“New evidence presentation systems have (already) been installed in Bartow, Cobb, Catoosa, Floyd, Paulding and Polk counties,” according to the Seventh Judicial Circuit website. “These systems consist of an Elmo (brand) document camera, touch-screen monitors, projectors and screens, plasma screens and state-of-the-art VCR, DVD and cassette players.”
Walker County Courthouse is the lastest to receive the system.
The network includes five displays for the judge, witness and attorneys. The jury watches the proceedings on a plasma monitor. The judge has access to a “kill switch” to cut off the jury’s monitor if necessary.
Funding for the $20,000 system came from a state allotment through the Council of Superior Court Judges, Seventh District Court Administrator Jody Overcash said. Her goal is to have at least one system in each judicial circuit.
Overcash on Friday led local attorneys and court employees through a demonstration of the new system’s capabilities. She put the unit through the paces by playing a DVD, a videotape, a cassette and displaying a penny at many times its original size.
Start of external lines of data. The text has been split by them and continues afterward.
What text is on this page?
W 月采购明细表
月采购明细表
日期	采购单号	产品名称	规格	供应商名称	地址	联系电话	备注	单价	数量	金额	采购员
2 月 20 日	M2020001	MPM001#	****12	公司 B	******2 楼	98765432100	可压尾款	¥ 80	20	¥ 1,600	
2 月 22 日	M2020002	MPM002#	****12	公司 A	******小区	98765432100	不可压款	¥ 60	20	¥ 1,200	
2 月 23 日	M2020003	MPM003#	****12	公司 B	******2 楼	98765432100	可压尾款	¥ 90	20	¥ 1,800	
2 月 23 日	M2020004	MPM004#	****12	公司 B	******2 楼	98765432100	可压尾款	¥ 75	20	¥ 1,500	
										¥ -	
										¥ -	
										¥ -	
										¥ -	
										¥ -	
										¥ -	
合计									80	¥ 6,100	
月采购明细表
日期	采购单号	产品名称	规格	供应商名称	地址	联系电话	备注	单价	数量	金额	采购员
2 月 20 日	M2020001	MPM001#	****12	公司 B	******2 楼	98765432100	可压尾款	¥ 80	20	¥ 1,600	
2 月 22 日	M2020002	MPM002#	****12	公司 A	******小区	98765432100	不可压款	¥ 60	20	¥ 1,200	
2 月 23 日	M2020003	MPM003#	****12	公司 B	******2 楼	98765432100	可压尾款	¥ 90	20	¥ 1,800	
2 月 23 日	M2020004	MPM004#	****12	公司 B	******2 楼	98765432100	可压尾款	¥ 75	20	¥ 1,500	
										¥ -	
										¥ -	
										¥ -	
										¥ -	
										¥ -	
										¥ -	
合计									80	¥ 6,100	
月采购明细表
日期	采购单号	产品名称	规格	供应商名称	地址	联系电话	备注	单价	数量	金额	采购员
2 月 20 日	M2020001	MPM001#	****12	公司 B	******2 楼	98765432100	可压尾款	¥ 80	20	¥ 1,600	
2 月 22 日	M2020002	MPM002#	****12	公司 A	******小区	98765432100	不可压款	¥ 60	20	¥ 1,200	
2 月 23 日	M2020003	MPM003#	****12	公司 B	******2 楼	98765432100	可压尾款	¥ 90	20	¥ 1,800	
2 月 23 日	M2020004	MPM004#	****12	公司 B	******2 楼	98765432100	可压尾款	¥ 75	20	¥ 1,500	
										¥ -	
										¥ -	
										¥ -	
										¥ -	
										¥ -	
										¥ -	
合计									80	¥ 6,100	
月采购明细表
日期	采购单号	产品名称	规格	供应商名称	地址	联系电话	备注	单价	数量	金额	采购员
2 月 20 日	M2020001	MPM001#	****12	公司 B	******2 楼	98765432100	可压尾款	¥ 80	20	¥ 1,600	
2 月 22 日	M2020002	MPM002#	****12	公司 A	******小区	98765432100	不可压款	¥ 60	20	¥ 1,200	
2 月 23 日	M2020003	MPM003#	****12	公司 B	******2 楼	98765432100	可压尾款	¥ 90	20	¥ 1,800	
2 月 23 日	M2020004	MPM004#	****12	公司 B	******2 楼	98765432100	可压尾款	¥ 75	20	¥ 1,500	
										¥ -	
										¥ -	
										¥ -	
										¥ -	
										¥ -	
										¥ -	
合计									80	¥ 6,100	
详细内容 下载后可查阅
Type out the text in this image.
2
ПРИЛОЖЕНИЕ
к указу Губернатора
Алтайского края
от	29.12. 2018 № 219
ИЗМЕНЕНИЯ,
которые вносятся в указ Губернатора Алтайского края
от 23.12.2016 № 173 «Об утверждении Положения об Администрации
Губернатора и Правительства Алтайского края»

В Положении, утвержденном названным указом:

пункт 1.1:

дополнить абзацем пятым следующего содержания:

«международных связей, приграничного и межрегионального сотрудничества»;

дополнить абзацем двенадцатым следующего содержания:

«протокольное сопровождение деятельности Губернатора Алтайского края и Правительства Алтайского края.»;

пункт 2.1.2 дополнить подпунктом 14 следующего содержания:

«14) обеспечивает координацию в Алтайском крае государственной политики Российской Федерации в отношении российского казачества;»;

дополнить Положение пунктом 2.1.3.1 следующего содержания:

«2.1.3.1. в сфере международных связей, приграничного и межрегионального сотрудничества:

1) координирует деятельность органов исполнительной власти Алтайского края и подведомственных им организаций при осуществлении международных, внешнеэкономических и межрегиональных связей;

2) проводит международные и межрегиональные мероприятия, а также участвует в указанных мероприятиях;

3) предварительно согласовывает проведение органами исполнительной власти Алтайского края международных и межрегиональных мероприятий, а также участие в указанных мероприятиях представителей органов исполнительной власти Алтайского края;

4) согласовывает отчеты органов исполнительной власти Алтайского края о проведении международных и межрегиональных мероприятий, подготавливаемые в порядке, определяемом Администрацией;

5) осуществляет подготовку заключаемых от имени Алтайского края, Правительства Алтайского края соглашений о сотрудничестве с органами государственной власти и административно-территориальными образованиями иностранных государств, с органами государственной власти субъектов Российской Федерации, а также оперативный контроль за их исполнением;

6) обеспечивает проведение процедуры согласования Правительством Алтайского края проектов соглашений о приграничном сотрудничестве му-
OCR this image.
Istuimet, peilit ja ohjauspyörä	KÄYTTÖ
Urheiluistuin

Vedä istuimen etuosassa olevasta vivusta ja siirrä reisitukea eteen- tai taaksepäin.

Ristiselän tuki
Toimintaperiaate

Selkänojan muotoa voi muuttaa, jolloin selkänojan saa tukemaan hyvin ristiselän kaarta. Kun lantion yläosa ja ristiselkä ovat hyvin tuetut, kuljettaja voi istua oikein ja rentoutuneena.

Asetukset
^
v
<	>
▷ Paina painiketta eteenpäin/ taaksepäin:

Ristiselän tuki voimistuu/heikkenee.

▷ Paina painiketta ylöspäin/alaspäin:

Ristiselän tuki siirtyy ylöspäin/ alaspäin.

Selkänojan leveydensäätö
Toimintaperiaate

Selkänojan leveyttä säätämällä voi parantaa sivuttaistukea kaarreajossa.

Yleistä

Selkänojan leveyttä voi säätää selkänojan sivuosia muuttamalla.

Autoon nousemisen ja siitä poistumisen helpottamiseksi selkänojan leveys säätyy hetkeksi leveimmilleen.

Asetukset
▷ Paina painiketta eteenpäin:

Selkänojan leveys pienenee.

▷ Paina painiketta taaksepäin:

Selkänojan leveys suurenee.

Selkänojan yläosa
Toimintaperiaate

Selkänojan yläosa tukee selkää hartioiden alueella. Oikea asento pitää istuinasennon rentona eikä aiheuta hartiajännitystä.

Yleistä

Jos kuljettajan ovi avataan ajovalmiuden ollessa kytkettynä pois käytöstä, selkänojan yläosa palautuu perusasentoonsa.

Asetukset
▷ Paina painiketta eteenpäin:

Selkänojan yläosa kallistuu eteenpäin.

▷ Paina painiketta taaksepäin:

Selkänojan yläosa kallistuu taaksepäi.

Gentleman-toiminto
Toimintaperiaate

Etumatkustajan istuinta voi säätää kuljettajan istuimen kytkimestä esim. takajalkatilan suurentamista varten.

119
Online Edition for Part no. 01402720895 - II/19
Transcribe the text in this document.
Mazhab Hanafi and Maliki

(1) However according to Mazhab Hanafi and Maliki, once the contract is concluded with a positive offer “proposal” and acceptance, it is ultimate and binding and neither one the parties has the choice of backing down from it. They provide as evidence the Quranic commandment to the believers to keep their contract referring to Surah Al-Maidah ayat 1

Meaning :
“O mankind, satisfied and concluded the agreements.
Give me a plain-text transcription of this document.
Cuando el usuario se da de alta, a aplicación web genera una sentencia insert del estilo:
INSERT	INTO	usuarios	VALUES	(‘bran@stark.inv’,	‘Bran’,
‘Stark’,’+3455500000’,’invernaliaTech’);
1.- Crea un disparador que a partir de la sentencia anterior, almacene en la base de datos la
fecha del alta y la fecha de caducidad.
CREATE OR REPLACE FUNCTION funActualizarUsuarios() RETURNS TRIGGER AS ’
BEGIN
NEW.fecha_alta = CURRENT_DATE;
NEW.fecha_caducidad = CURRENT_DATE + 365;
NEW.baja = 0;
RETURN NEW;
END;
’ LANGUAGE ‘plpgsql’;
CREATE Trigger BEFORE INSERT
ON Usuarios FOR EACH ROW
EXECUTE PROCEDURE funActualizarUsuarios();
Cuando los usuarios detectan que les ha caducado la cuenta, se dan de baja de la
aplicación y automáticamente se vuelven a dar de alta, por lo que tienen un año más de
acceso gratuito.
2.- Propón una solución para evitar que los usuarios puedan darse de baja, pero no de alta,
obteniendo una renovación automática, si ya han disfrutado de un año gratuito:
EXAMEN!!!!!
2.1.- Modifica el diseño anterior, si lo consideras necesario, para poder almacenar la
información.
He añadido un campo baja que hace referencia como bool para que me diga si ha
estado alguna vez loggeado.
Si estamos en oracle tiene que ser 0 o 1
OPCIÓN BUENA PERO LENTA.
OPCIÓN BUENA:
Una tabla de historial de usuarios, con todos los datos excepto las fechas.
“You can see Abraham Lincoln’s head,” she said.
Video playback is wired into the courtroom’s existing speakers, and the judge is able to monitor the volume.
Attorneys with laptop computers can easily connect to the system to make presentations. A computer with presentation software is also provided in the courtroom if attorneys wish to bring their evidence on a CD-ROM.
Walker County Assistant District Attorney Beth Evans said the new system would make presenting cases easier for everyone involved in a case.
“It will be nice to be able to enter a picture into evidence using the display so the jury can see it right away,” Evans said. “Instead of them passing around a little picture, or not seeing it until they go out to deliberate.